Route, juin-Juillet 2014

 

SANS REGRETS

 

Alignées côte à côte, têtes baissées et battant le tempo du temps de leur queue, les vaches broutent les hautes herbes. Le retour, pour quelques jours, d’un plein temps d’été ensoleillé, redonne de l’ampleur aux feuillages. Un chevreuil traverse d’un grand bond le champ (c’est un adulte bien cornu, et plus farouche que ces jeunes inconscients qu’on croise en ce moment sur la route et qui souvent daignent à peine s’écarter au passage de la voiture). Jeux d’ombres sur les façades et sur la route. Plein soleil. Plein épanouissement de l’année. C’est aujourd’hui le jour le plus long, mais on ne ressent pas cela comme une ligne de crête après laquelle il n’y aurait plus qu’à dégringoler (ce que vont pourtant faire les jours déjà déclinants) mais plutôt comme une porte d’entrée. Ici s’ouvre le large corridor des jours les plus longs. À main droite une corneille attaque un milan. Ici la route est maculée de sang. On ne sait pas quel accident a eu lieu ici, quel animal s’est fait percuter : il y a simplement cette grande flaque de sang rouge cerise.
À propos de cerises, celles de Presle sont bien rouges, qui font crier les enfants et les oiseaux. Trois hirondelles bavardent sur un fil. Le grand figuier de Presle est recouvert de fruits, lui aussi. Et cet oiseau qui vient de passer entre les branches des châtaigniers en fleurs, je crois bien que c’était le coucou. Je garde en tête sa longue silhouette se grise.

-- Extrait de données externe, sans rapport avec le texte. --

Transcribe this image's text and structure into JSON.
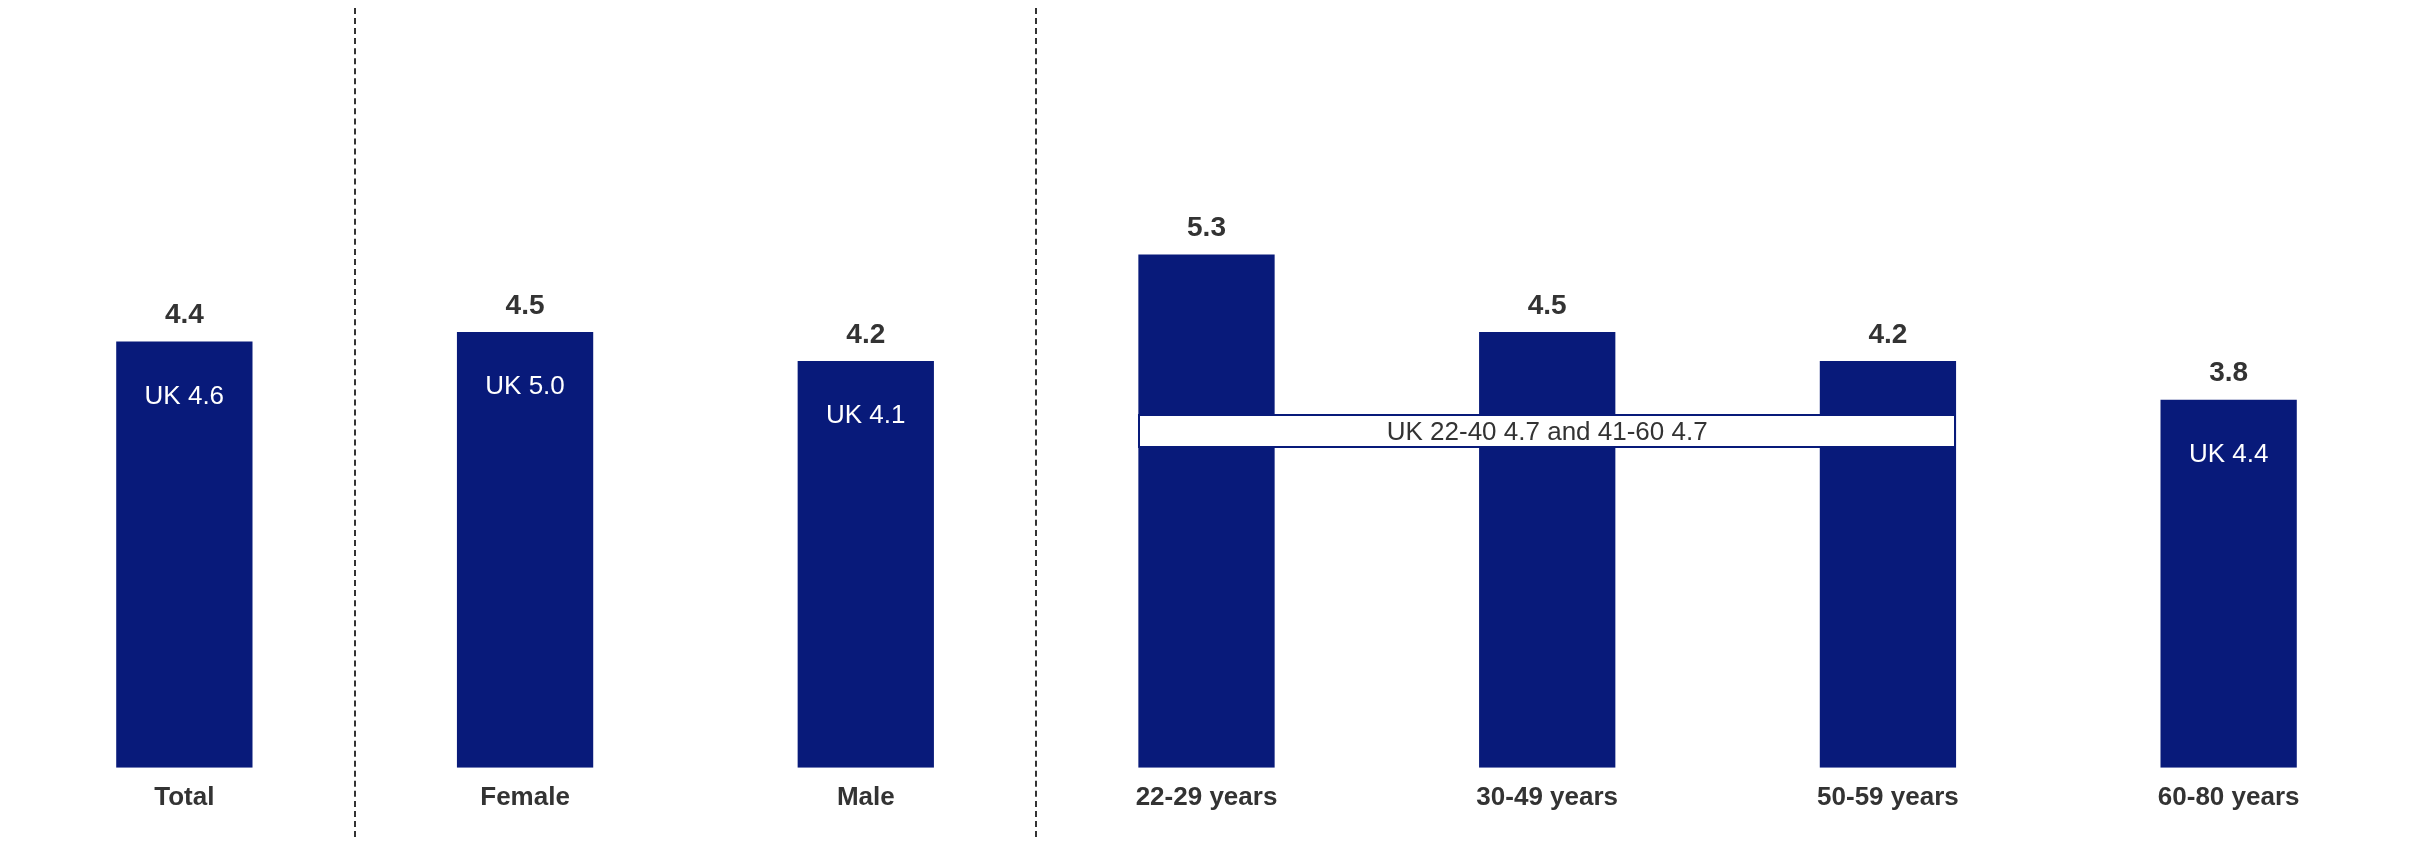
{
  "chart_data": {
    "type": "bar",
    "categories": [
      "Total",
      "Female",
      "Male",
      "22-29 years",
      "30-49 years",
      "50-59 years",
      "60-80 years"
    ],
    "values": [
      4.4,
      4.5,
      4.2,
      5.3,
      4.5,
      4.2,
      3.8
    ],
    "color": "#081a7a",
    "data_labels": true,
    "grid": false,
    "legend": false,
    "tick_labels": "x",
    "annotations": [
      "UK 4.6",
      "UK 5.0",
      "UK 4.1",
      "UK 22-40 4.7 and 41-60 4.7",
      "UK 4.4"
    ]
  }
}
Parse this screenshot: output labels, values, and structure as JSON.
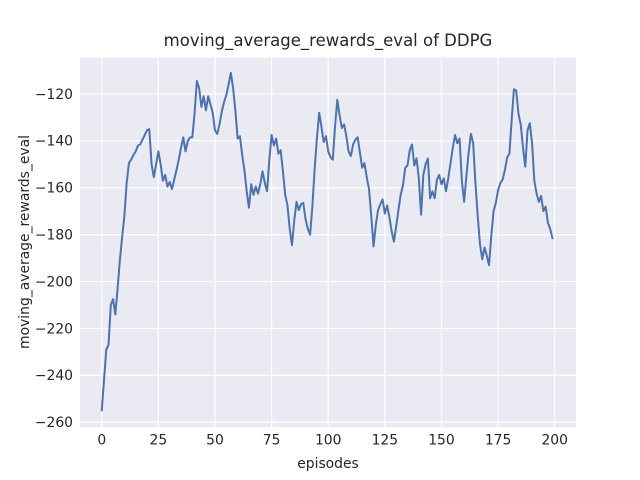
{
  "figure": {
    "title": "moving_average_rewards_eval of DDPG",
    "xlabel": "episodes",
    "ylabel": "moving_average_rewards_eval"
  },
  "style": {
    "page_bg": "#ffffff",
    "plot_bg": "#eaeaf2",
    "grid_color": "#ffffff",
    "line_color": "#4c72b0",
    "text_color": "#262626",
    "line_width": 2,
    "grid_width": 1.2
  },
  "chart_data": {
    "type": "line",
    "title": "moving_average_rewards_eval of DDPG",
    "xlabel": "episodes",
    "ylabel": "moving_average_rewards_eval",
    "series_name": "moving_average_rewards_eval",
    "x_is_index": true,
    "x_start": 0,
    "values": [
      -255,
      -242,
      -229,
      -227,
      -210,
      -207.5,
      -214,
      -203,
      -191,
      -181,
      -172,
      -158,
      -149.5,
      -148,
      -146,
      -144.5,
      -142,
      -141.5,
      -139.5,
      -137.5,
      -135.5,
      -135,
      -150,
      -155.5,
      -150,
      -144.5,
      -150,
      -157,
      -154.5,
      -159.5,
      -157.5,
      -160.5,
      -156.5,
      -152.5,
      -148,
      -143,
      -138.5,
      -144.5,
      -140,
      -138.5,
      -138.5,
      -128,
      -114.5,
      -117.5,
      -125.5,
      -121,
      -127,
      -121,
      -124.5,
      -128,
      -135.5,
      -137,
      -133,
      -127.5,
      -123.5,
      -120.5,
      -116,
      -111,
      -117.5,
      -127,
      -139,
      -138,
      -146,
      -152.5,
      -161.5,
      -168.5,
      -158.5,
      -163,
      -159.5,
      -162.5,
      -158.5,
      -153,
      -158,
      -161.5,
      -148,
      -137.5,
      -142,
      -139,
      -145.5,
      -144,
      -153,
      -163,
      -167.5,
      -177.5,
      -184.5,
      -174,
      -166,
      -169.5,
      -167,
      -166.5,
      -173.5,
      -177.5,
      -180,
      -168,
      -152,
      -139,
      -128,
      -134,
      -140.5,
      -138,
      -144.5,
      -147,
      -148,
      -134,
      -122.5,
      -129,
      -134.5,
      -133,
      -138,
      -144.5,
      -146.5,
      -141.5,
      -139.5,
      -138.5,
      -145,
      -151.5,
      -149.5,
      -155.5,
      -160.5,
      -172,
      -185,
      -176,
      -169.5,
      -167,
      -165,
      -171,
      -167.5,
      -172.5,
      -178.5,
      -183,
      -176.5,
      -169.5,
      -163,
      -159,
      -151.5,
      -150.5,
      -144,
      -141.5,
      -150.5,
      -147.5,
      -156,
      -171.5,
      -154.5,
      -150,
      -147.5,
      -164.5,
      -161.5,
      -164.5,
      -156.5,
      -154.5,
      -158.5,
      -156,
      -161.5,
      -156,
      -149.5,
      -143,
      -137.5,
      -141,
      -139,
      -157,
      -166,
      -155,
      -145,
      -137,
      -141,
      -158,
      -172,
      -184,
      -190.5,
      -185.5,
      -189,
      -193,
      -180.5,
      -170,
      -166.5,
      -161,
      -158,
      -156.5,
      -152.5,
      -147,
      -145.5,
      -131,
      -118,
      -118.5,
      -128.5,
      -133,
      -143,
      -151,
      -135.5,
      -132.5,
      -141,
      -157,
      -162.5,
      -166,
      -163.5,
      -170,
      -168,
      -175,
      -177.5,
      -181.5
    ],
    "xlim": [
      -9.6,
      209.4
    ],
    "ylim": [
      -262.1,
      -104.5
    ],
    "xticks": [
      0,
      25,
      50,
      75,
      100,
      125,
      150,
      175,
      200
    ],
    "yticks": [
      -260,
      -240,
      -220,
      -200,
      -180,
      -160,
      -140,
      -120
    ],
    "grid": true,
    "legend": null
  }
}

Je voudrais garder en tête toute cette longue silhouette grise de la route et pouvoir la refaire de mémoire comme on rejoue un morceau d’accordéon sans instrument, discrètement, pour s’entraîner et presque sans bouger les doigts, pendant un moment d’ennui. Un jour je ne pourrai plus rouler. La route de ma vallée me sera aussi inaccessible que celle que je parcourais jadis, avec parfois quels éblouissements, entre Balata et Rémire, en Guyane. Mais je pourrais encore peut-être quelque temps en fredonner pour moi seul la mélodie.

La perspective, dérisoire en soi, d’un tel écho, d’un tel prolongement, n’est cependant qu’une manière de m’inciter à regarder maintenant ce lieu que je traverse (quand l’heure vient de s’en aller pour de bon, on a sans doute mieux à faire que de s’accrocher à des souvenirs.) À regarder avec plus d’intensité, plus d’acuité, à considérer cette pie qui fourrage sur le bas-côté dans toute son incongruité, dans toute sa spécificité. Cette route éphémère, il ne sera pas dit que je l’aurai traversée machinalement, abusé par l’idée que ce sera mieux ou plus intéressant ailleurs et plus tard.

Cet exercice cependant, que j’aime comparer à des gammes ou à la répétition inlassable d’un même morceau qu’on cherche à s’approprier, n’est pas un sacerdoce. Passé le léger inconfort qu’il y a à s’extraire du ronronnement rassurant des pensées ordinaires, il y a à être là (ou même plus modestement à tenter de l’être) un profond plaisir ; être là incluant d’ailleurs tous les lieux passés et quelques-uns de ceux qui sont à venir : cette sorte de liane qui tombe des troncs nus jusqu’à la route un instant m’a ramené en Guyane, et ces crêtes d’où toute neige a disparu est un appel aux randonnées estivales.

Puissions-nous ainsi partir sans regrets.